What are the hardest parts related to this work?
There are a few difficult things about my work. One of those is that it requires a lot of writing: grants, proposals, ethics approvals, presentations, papers, etc… The other is linked to doing research in forensic anthropology, because we are dealing with death. One project required me to read through a files related to fatal accidents and homicides of children aged from birth to 18 years. It was sometimes hard to read the circumstances of the death, but I think that the results of the project have been worth it.
Is it hard to manage both career and private life? How do you manage both?
One of the hardest parts of academic work is that you are not completely in control of either your location or your program of work. Because research positions and funding are not growing in proportion with the increase in students completing research degrees, competition for resources can be fierce. Part of that is a fun challenge: where in the world will you end up working? What research projects can you pursue that will be meaningful for others? Unfortunately, it means balancing your career and your personal relationships with friends, family, significant others.

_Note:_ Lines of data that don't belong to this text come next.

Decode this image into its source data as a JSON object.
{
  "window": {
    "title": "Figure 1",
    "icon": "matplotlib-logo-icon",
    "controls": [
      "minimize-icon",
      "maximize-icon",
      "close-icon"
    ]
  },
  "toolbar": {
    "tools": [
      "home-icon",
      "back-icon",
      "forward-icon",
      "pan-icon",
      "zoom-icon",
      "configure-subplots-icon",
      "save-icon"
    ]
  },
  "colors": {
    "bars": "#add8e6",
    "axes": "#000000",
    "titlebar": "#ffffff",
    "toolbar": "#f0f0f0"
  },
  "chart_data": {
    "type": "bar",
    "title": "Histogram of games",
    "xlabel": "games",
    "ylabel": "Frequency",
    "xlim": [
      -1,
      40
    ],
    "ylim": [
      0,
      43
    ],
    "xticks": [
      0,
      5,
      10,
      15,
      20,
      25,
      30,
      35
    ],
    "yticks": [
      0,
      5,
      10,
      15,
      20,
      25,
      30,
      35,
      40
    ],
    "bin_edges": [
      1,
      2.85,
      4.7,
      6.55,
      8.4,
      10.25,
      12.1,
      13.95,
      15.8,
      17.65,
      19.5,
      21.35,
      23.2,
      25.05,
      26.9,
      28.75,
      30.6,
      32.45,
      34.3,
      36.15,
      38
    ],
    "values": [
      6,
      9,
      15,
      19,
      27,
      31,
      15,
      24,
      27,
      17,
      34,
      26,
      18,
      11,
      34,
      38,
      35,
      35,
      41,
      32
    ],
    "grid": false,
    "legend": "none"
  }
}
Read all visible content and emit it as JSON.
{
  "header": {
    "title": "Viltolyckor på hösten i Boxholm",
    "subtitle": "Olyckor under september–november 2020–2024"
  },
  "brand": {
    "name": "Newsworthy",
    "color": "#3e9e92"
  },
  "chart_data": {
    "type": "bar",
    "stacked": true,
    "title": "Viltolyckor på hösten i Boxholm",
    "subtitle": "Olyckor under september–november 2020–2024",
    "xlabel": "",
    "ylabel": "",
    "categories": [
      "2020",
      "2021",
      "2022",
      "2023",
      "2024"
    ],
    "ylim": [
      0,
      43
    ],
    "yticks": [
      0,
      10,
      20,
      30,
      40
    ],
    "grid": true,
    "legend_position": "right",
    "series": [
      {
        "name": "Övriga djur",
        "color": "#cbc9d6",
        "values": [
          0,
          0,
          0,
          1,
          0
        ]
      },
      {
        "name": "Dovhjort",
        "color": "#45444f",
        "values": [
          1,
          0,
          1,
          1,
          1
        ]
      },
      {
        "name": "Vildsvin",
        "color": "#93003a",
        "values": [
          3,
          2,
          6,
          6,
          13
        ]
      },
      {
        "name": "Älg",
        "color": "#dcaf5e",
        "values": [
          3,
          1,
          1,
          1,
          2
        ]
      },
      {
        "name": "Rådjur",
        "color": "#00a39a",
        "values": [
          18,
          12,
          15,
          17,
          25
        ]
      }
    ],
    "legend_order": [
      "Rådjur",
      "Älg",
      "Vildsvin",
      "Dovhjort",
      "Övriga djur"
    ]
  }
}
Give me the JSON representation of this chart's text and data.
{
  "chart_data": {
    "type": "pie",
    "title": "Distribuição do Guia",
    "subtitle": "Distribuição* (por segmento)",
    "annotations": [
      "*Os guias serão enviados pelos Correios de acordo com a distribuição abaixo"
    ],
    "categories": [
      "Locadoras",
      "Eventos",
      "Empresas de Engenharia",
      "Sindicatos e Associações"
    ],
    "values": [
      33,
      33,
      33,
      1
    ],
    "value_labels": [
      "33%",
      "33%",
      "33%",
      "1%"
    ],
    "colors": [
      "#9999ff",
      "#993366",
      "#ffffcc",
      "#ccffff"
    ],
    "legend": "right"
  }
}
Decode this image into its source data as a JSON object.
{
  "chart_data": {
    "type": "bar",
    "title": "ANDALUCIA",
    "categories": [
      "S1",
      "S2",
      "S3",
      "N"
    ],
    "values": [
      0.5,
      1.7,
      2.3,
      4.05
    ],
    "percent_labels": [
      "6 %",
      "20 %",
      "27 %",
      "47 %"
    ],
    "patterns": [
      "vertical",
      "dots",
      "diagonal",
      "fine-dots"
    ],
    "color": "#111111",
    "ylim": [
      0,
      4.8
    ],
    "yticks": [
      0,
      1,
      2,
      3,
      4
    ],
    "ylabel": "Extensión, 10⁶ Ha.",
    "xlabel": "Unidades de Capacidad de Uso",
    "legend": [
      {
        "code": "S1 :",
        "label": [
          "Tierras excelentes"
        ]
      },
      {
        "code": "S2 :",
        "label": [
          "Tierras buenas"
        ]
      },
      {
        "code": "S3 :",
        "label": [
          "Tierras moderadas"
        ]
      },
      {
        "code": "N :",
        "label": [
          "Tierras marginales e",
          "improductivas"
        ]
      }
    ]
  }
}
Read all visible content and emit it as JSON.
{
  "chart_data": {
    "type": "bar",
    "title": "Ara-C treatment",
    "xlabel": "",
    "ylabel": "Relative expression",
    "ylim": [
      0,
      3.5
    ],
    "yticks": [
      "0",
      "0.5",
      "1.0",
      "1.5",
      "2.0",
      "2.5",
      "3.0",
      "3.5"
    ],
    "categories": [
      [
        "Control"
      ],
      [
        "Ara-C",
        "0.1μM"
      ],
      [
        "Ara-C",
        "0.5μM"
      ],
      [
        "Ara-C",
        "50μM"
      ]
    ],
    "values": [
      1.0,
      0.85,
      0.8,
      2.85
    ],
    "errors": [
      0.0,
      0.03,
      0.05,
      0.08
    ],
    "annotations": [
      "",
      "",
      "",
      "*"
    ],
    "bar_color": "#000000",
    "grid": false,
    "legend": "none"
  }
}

It’s not always easy. Lately, I’ve come to accept that it’s impossible to be completely focused on both at the same time. During some periods, sometimes weeks or months, my days center on research. Even at home, I sometimes cannot get my thoughts off of the topics I am working on in the lab. This can make me a distracted listener, so during those periods I tend to spend less time at home or with friends. And during other periods, I put science on the back burner and dedicate myself to catching up with my loved ones. Sometimes, I don’t even read a research article for weeks! These cycles come naturally to me, and they are essential to refreshing my mind and keeping my relationships strong. I guess I have realized that multitasking is not my strong suit.
Besides your scientific interests, what are your personal interests?
Like many other academics, I am a fan of endurance sports. Last year, I finished my first 50km trail running race – since it was in the mountains, it took me just shy of 8 hours!
What I didn’t expect when I started long distance running is that it would give my brain the time to think through any problems I was facing in my research. Many of my best ideas were born on the trails surrounding my university. I also like to rock climb – it’s a completely different kind of sport which helps me work on my focus.
Outside of that, I really enjoy reading pretty much anything about humans. I follow a number of blogs (for example Sapiens.org). When something catches my interest, I do some background research about the topic and sometimes blog about it myself.
Right now, I’m reading Sapiens by Yual Noah Harari, and Robert Sapolsky’s new book Behave is up next. I have to admit that I also read a lot of fiction: I just finished Half of a Yellow Sun and Purple Hibiscus by Chimamanda Ngozi Adichie, who is a phenomenal storyteller.
If you had the option to give advice to a younger version of yourself, what would that be?
Don’t worry so much. Work hard, of course, but enjoying life is just as important. Somehow things have a way of working themselves out.
In your opinion, which changes, if any, are needed in the scientific system to be more attractive to female scientists and possible future scientists?
One thing I’ve been thinking about is the time it takes between finishing a PhD and getting a first permanent position. In many fields, because the job market has been so difficult in the last decade, this is rising to 5-10 years, and requires long distance moves to take contracts lasting 2-3 years at most. This kind of lifestyle, combined with other obstacles women face in job competitions, can dissuade women from pushing onwards. If we want to increase female representation in university faculty, I firmly believe departments need to start thinking about hiring early career scholars a few years out of their Ph.D.